Apakah Publik Setuju Pendapat Komnas HAM Agar TNI Menahan Diri?

Data evello menunjukkan bahwa publik sangat tidak setuju dengan pendapat Komnas HAM agar TNI menahan diri dalam menghadapi konflik di Papua. Hal ini terlihat dari sentimen negatif yang mencapai 97% dan emosi takut yang mencapai 99%.

Publik menginginkan tindakan nyata dari TNI untuk menyelesaikan konflik di Papua. Hal ini terlihat dari gaya komunikasi yang action-seeking (mencari tindakan) sebesar 96% dan fact-oriented (berorientasi fakta) sebesar 95%. Publik juga cenderung tidak beropini tentang Komnas HAM yang dianggapnya tidak paham akan situasi di Papua dengan self-revealing (menyatakan diri) hanya sebesar 56%.

Audiens memiliki sifat rasional yang tinggi dalam menilai konflik di Papua.
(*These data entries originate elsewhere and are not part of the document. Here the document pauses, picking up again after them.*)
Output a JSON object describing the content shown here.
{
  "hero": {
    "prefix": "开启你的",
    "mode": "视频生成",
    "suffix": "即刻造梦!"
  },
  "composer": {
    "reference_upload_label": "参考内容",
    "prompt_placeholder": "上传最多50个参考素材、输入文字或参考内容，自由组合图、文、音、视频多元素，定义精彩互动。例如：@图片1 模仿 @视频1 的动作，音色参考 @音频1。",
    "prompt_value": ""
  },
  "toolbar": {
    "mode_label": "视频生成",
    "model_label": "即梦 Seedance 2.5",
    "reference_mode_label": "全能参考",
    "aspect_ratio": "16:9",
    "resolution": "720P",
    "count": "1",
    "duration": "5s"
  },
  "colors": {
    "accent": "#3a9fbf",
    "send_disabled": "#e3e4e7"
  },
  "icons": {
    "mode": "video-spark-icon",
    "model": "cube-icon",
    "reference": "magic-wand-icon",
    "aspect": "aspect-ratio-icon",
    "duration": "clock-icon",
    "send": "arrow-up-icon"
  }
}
Hal ini terlihat dari personality traits (ciri-ciri kepribadian) yang rasional sebesar 99%. Publik cenderung menggunakan logika dan data daripada emosi atau intuisi dalam membentuk pendapatnya.

Masyarakat memiliki citra negatif terhadap Komnas HAM sebagai lembaga yang bertugas melindungi hak asasi manusia. Hal ini terlihat dari brand image (citra merek) yang detract (merusak) sebesar 100%. Publik merasa bahwa Komnas HAM tidak berpihak kepada korban konflik di Papua dan tidak memberikan solusi yang efektif.

Publik sudah termasuk dalam segmen psikografis yang at-risk (berisiko). Hal ini terlihat dari psychographics segment (segmen psikografis) yang at-risk sebesar 100%. Publik merasa terancam oleh konflik di Papua dan khawatir akan dampaknya bagi keamanan dan kedaulatan nasional sehingga dipastikan menolak dan tidak sepaham dengan pandangan Komnas HAM.